Babe wrote to his family back in Waterbury whenever he could. His mother, a widow, lived for his letters. Every day she would wait on the porch hoping the postman would bring another letter from her middle son. When the letters arrived, they said nothing of the horrors Babe had seen. Instead, he was brief and upbeat:
I am in the best of health and I hope to hear the same from all of you always. Well, things here are moving pretty smooth and the only thing I do is eat and sleep and if I keep it up much longer I’ll be a barrel.
Babe’s story is just one of dozens told by World War II veterans and their families in the NEH-supported seven-part documentary, The War, produced by Ken Burns and Lynn Novick, and written by Geoffrey C. Ward. The film debuted public television.
“World War II veterans are dying at a rate of one thousand a day,” says Burns. “Each death is a set of memories, almost like an entire library disappearing. We felt a kind of urgency to learn their stories and record their deeds.”
Our son served in the Navy and had a tour in Afghanistan. There he saw first hand the sacrifices our men and women have to endure in defense of our freedom. Away from their families, they held on to one another. Looking out not only for themselves but for civilians as well, caught in the crossfire.

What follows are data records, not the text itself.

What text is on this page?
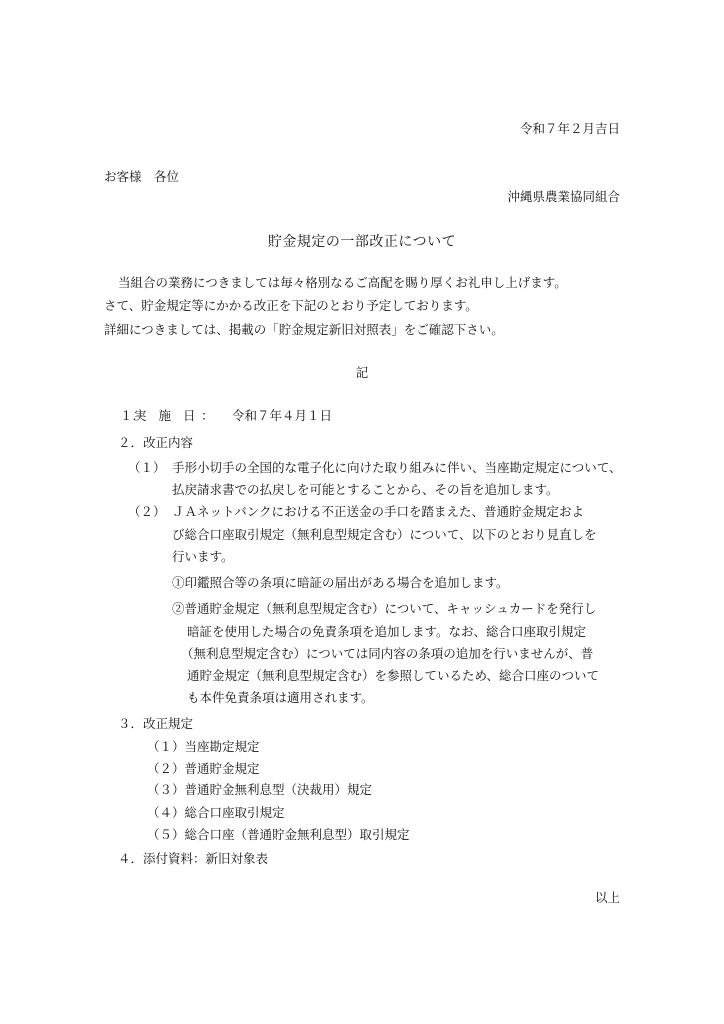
令和７年２月吉日
お客様　各位
沖縄県農業協同組合
貯金規定の一部改正について
当組合の業務につきましては毎々格別なるご高配を賜り厚くお礼申し上げます。
さて、貯金規定等にかかる改正を下記のとおり予定しております。
詳細につきましては、掲載の「貯金規定新旧対照表」をご確認下さい。
記
１.
実 施 日 ： 令和７年４月１日
２．改正内容
（１） 手形小切手の全国的な電子化に向けた取り組みに伴い、当座勘定規定について、
払戻請求書での払戻しを可能とすることから、その旨を追加します。
（２） ＪＡネットバンクにおける不正送金の手口を踏まえた、普通貯金規定およ
び総合口座取引規定（無利息型規定含む）について、以下のとおり見直しを
行います。
①印鑑照合等の条項に暗証の届出がある場合を追加します。
②普通貯金規定（無利息型規定含む）について、キャッシュカードを発行し
暗証を使用した場合の免責条項を追加します。なお、総合口座取引規定
（無利息型規定含む）については同内容の条項の追加を行いませんが、普
通貯金規定（無利息型規定含む）を参照しているため、総合口座のついて
も本件免責条項は適用されます。
３．改正規定
（１）当座勘定規定
（２）普通貯金規定
（３）普通貯金無利息型（決裁用）規定
（４）総合口座取引規定
（５）総合口座（普通貯金無利息型）取引規定
４．添付資料：新旧対象表
以上
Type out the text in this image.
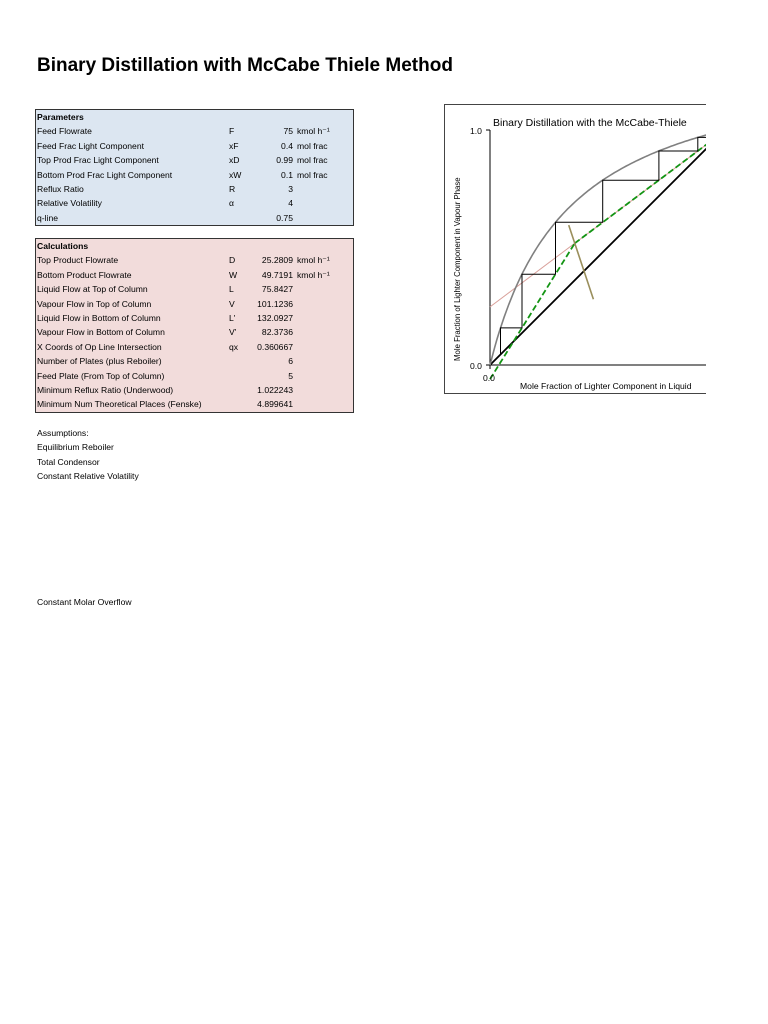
Binary Distillation with McCabe Thiele Method
Parameters
Feed Flowrate	F	75 kmol h⁻¹
Feed Frac Light Component	xF	0.4 mol frac
Top Prod Frac Light Component	xD	0.99 mol frac
Bottom Prod Frac Light Component	xW	0.1 mol frac
Reflux Ratio	R	3
Relative Volatility	α	4
q-line	0.75
Calculations
Top Product Flowrate	D	25.2809 kmol h⁻¹
Bottom Product Flowrate	W	49.7191 kmol h⁻¹
Liquid Flow at Top of Column	L	75.8427
Vapour Flow in Top of Column	V	101.1236
Liquid Flow in Bottom of Column	L'	132.0927
Vapour Flow in Bottom of Column	V'	82.3736
X Coords of Op Line Intersection	qx 0.360667
Number of Plates (plus Reboiler)	6
Feed Plate (From Top of Column)	5
Minimum Reflux Ratio (Underwood)	1.022243
Minimum Num Theoretical Places (Fenske)	4.899641
Assumptions:
Equilibrium Reboiler
Total Condensor
Constant Relative Volatility
Constant Molar Overflow
Binary Distillation with the McCabe-Thiele
Mole Fraction of Lighter Component in Liquid
Mole Fraction of Lighter Component in Vapour Phase
1.0
0.0
0.0
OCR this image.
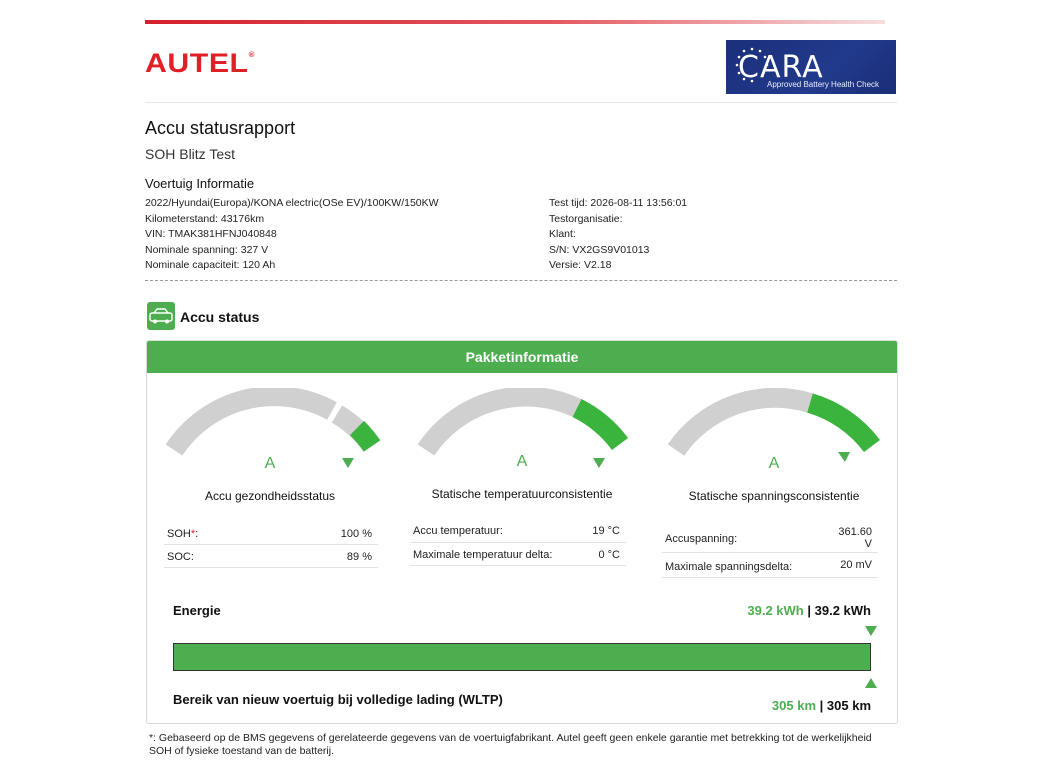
AUTEL®	CARA
Approved Battery Health Check
Accu statusrapport
SOH Blitz Test
Voertuig Informatie
2022/Hyundai(Europa)/KONA electric(OSe EV)/100KW/150KW
Kilometerstand: 43176km
VIN: TMAK381HFNJ040848
Nominale spanning: 327 V
Nominale capaciteit: 120 Ah
Test tijd: 2026-08-11 13:56:01
Testorganisatie:
Klant:
S/N: VX2GS9V01013
Versie: V2.18
Accu status
Pakketinformatie
A
Accu gezondheidsstatus
A
Statische temperatuurconsistentie
A
Statische spanningsconsistentie
SOH*:	100 %
SOC:	89 %
Accu temperatuur:	19 °C
Maximale temperatuur delta:	0 °C
Accuspanning:
361.60
V
Maximale spanningsdelta:	20 mV
Energie	39.2 kWh | 39.2 kWh
Bereik van nieuw voertuig bij volledige lading (WLTP)	305 km | 305 km
*: Gebaseerd op de BMS gegevens of gerelateerde gegevens van de voertuigfabrikant. Autel geeft geen enkele garantie met betrekking tot de werkelijkheid SOH of fysieke toestand van de batterij.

As we celebrate Memorial Day, let us not forget the meaning of freedom and the price we all have to pay to preserve it. For some of us who lived through the war we can only imagine the anxiety, the horrors and the times they have to get on their knees praying for protection.
Let us not forget that the freedom we enjoy to day had been paid in advance by all our veterans. For them it was always about “Loving” our country; “Honoring” the sacrament of freedom and “Obeying” the call: that the call to fight for freedom is a holy commitment to the preservation of our country.
This weekend as we enjoy the barbecues, the laughters, the food, the happy event that bring families together; I encourage to stop and spend a little quiet time or a short group prayer thanking all of them. When you meet veterans in uniforms, greet to thank them for what they have done for you and your family.
Happy Memorial Day as we observe the lyrics from hymn “Onward Christian Soldiers”
At the sign of triumph; Satan’s host doth flee;
On, then, Christian soldiers; On to victory.
Hell’s foundations quiver; At the shout of praise;
Brothers, lift your voices; Loud your anthems raise.